What you can do now:
Considering your full subscriber list and who’s engaging, who isn’t and more can be the making of a migraine. But, we don’t have to go back to day 1. Instead, look at the last 6 months of sending activity. And, if that’s too much for you or your data team to tackle, just start at 3 months. This will give you a wealth of knowledge regarding oversaturation, engagement and more.
You’ll be able to also use this data to cross-reference email engagement with purchase behavior to determine if email is always the best channel to use for all of your customers – paving the way for smarter, more multi-channel marketing programs.
Sends-to-Opens
Before you yell at me for suggesting an open rate-like KPI, hear me out (and also, this is not your mama’s open rate). The typical open rate looks to do nothing more than tell you how many recipients opened your email. And moreover, with providers like Apple now preloading all email content before the recipient even opens the message, we started seeing inflated open ratees a couple of years ago – making the metric difficult to rely on.
However, in email there are several truths we always know to be true, and one is that there should be a linear association between the number of emails you send with the number of emails opened – assuming you’re segmenting and personalizing your email campaigns and following standard best practices.
Why is this important?
If you’re not partnering with a 3rd party inbox monitoring service like Inbox Monster, then having an accurate view of any possible inbox deliverability issues you may be facing is imperative.

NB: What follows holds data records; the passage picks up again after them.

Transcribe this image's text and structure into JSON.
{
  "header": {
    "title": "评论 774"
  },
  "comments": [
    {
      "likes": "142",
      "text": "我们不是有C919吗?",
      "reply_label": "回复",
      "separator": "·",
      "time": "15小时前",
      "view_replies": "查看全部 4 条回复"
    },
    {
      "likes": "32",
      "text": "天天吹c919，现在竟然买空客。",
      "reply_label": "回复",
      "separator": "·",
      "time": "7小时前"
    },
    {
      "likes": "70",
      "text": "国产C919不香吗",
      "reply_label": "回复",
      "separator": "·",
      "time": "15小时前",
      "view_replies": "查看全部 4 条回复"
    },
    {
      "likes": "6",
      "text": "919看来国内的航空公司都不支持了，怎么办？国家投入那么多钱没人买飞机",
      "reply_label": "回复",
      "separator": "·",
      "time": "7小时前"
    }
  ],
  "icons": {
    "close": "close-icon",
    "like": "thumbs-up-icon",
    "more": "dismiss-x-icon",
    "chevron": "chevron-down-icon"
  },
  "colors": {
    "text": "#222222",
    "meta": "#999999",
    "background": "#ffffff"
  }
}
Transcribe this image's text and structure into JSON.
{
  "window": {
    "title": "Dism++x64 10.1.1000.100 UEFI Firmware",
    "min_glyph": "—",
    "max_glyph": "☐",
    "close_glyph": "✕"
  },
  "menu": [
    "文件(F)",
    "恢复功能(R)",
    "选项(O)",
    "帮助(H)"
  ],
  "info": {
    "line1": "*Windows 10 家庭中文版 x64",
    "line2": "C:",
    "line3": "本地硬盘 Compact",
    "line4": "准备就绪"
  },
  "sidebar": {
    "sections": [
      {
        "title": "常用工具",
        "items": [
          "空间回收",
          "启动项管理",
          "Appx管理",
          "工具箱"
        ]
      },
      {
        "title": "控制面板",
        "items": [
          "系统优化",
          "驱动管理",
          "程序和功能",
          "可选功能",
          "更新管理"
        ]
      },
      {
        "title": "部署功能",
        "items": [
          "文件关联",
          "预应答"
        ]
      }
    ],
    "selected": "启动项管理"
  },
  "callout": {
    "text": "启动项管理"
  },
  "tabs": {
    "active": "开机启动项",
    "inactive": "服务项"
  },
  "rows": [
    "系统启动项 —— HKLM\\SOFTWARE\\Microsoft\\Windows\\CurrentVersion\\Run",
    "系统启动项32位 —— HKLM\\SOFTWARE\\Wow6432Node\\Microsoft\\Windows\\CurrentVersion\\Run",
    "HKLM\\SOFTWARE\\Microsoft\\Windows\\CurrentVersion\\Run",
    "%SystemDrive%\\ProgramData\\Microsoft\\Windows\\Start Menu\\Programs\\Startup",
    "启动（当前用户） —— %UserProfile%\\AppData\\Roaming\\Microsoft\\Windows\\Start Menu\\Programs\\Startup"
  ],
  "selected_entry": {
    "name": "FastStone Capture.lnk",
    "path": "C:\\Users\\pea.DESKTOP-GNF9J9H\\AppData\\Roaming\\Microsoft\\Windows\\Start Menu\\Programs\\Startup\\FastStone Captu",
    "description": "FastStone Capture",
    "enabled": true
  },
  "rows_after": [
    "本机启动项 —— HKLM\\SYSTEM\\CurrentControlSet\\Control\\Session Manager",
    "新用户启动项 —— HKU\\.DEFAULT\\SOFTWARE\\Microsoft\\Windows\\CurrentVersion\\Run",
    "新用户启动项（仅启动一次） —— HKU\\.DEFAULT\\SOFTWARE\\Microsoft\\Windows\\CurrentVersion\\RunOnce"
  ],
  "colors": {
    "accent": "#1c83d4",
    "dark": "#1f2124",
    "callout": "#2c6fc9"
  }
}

If you start to notice that as you’re sending more emails, or if you are always sending roughly the same total number of messages on a daily, weekly or bi-weekly basis and suddenly you see a significant drop in the total number of opens – that may indicate a potential deliverability issue.
Why? Well, customers can’t open an email they don’t see, and they typically don’t look for emails in their spam or junk folders (where providers deliver messages when they sense a sender isn’t sending following best practices) and they definitely can’t open emails that aren’t delivered due to being blocked.
Vanity metrics are dead, but email marketing isn’t.
As email marketers, we’re no longer sending campaigns in a silo. We’re now navigating the industry alongside the ever-changing landscape dictated by mailbox providers and privacy updates, security scanners, spam flags, and the ongoing inaccuracies in open tracking.
It’s vanity metrics like sends, opens and clicks that made professionals believe email marketing was dead because of how simple these metrics were and how little they told us. But email is far more powerful and useful with its personalization capabilities and ability to drive results.
The key is in how we focus on the metrics we have available to us. Using smarter KPIs to uncover a clearer picture of what’s working and what needs to be optimized vs. throwing ideas at the wall to see what sticks. And moreover, incorporating deliverability metrics into your KPIs is a necessity when evaluating your program’s success. If emails aren’t even hitting the inbox, is your program even successful?